The principle of apportionment–dividing up liability between two sources–has been around for years before the 2003 changes.  However, it only applied to contribution claims between to E/C’s.  For example, if Claimant had an accident in 2008 with E/C #1 and then a second 2010 accident with E/C #2, then the two E/C’s would litigate to determine how much liability is apportioned (in percentages) between the two. 

With the 2003 changes, apportionment now applies to dividing up liability between the compensable accident of one E/C and Claimant’s pre-existing injuries.   The requirement is that the compensable injury be an acceleration or aggravation of the pre-existing injury or a merger of the two. 

The First DCA had yet to rule on this statute head on since 2003.  With Merrell, they rule definitively that apportionment of Claimants’ pre-existing conditions and compensable injuries was the Legislature’s clear intent with s. 440.15(5)(b).  

Not only did the Court affirm apportionment but clarified any misconceptions about the statute’s language.  An E/C, if just looking to apportion medical and temporary benefits, need not prove a permanent impairment, or overall MMI.  In fact, the E/C in this could not present a permanent impairment because Claimant was not at overall MMI (hence the recommendation for surgery).

Overall, this is huge for E/C’s.  Now, without a doubt they can apportion out pre-existing conditions from compensable injuries.  For example, if you have testimony or records from an authorized provider that 60% of the injury is your accident and 40% is pre-existing, you only have to pay for 60% of all future benefits.  This includes temporary benefits, impairment benefits, and of course medical benefits.  Claimants will have to pony up the 40% of the medical costs themselves.  (I assume that they will just have to pay the E/C 40% of the fee schedule price of medical services since it would be the lowest price.)

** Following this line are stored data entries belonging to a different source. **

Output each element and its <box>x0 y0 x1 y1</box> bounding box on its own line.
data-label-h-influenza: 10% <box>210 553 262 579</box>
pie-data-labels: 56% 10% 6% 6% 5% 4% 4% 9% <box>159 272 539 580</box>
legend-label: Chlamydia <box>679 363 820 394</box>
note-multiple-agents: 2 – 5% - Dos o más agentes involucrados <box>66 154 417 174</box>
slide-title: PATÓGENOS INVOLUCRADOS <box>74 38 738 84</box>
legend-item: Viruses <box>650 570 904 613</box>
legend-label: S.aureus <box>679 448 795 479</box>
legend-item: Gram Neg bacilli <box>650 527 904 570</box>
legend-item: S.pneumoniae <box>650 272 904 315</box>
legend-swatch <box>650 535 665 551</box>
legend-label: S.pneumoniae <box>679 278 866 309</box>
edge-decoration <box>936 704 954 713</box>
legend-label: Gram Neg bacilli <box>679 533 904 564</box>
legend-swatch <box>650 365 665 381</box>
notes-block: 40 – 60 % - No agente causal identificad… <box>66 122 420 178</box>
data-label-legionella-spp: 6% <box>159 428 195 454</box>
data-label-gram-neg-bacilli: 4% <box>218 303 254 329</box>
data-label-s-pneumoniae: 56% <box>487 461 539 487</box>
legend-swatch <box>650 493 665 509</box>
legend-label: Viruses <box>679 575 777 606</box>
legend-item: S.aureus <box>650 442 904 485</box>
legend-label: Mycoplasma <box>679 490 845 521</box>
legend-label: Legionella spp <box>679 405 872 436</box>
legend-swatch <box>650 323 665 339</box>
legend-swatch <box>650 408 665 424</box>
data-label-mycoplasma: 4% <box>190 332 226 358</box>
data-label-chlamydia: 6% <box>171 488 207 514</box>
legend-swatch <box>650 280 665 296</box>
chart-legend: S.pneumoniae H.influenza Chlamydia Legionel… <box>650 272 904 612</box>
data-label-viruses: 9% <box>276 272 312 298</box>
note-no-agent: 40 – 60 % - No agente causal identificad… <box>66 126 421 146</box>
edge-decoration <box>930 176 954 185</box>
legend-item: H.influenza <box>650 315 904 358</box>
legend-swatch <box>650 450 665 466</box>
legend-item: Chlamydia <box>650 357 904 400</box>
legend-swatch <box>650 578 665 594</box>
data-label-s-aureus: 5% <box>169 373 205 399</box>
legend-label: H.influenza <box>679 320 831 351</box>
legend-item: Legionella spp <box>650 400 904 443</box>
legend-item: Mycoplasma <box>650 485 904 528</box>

Yet, this is not a slam dunk for E/C’s.  The Merrell court still affirmed the JCC’s decision to deny the E/C’s apportionment defense because the E/C failed to present adequate evidence to the extent of Claimant’s prior injuries.  E/C’s will have to get precise information from the authorized doctors as to what they are apportioning out from the compensable accident.  Ambiguous pre-existing conditions like age, or degenerative changes may not be enough.  You may have to point to a specific accident or disease.  Obtaining Claimant’s prior medical records is key.  A quick view of an ISO Claims Summary is a great start towards your investigations.

Finally, it is important to read Judge Webster’s concurring opinion to Merrell.  While concurring opinions are not controlling, they might have an influence on future opinion and Judge Webster does not approve of s. 440.15(5)(b).   While he agrees that the statute is unambiguous and also affirms it, he thinks that it will increase litigation, but most importantly he views it as a violation of the Florida Constitution, art. 1, section 21, which states the following:

SECTION 21.  Access to courts.–The courts shall be open to every person for redress of any injury, and justice shall be administered without sale, denial or delay.

The original principle of Florida W/C is to provide full medical care and wage loss regardless of fault and without delay.  The premise being that as long as the benefits are substantial to injured workers, then W/C is a reasonable alternative to tort law.  In Judge Webster’s eyes, apportionment erodes these basic principles.

And this is exactly the same argument I am hearing from the Claimant’s bar.  Mark my words, the political and litigious aftermath of Emma Murray is not over.  A second round of potential Constitutional arguments is coming and it will not just be focused on attorney’s fees. 

But, at least for now, it is comforting to know that E/C’s have such a powerful weapon as apportionment in their arsenal.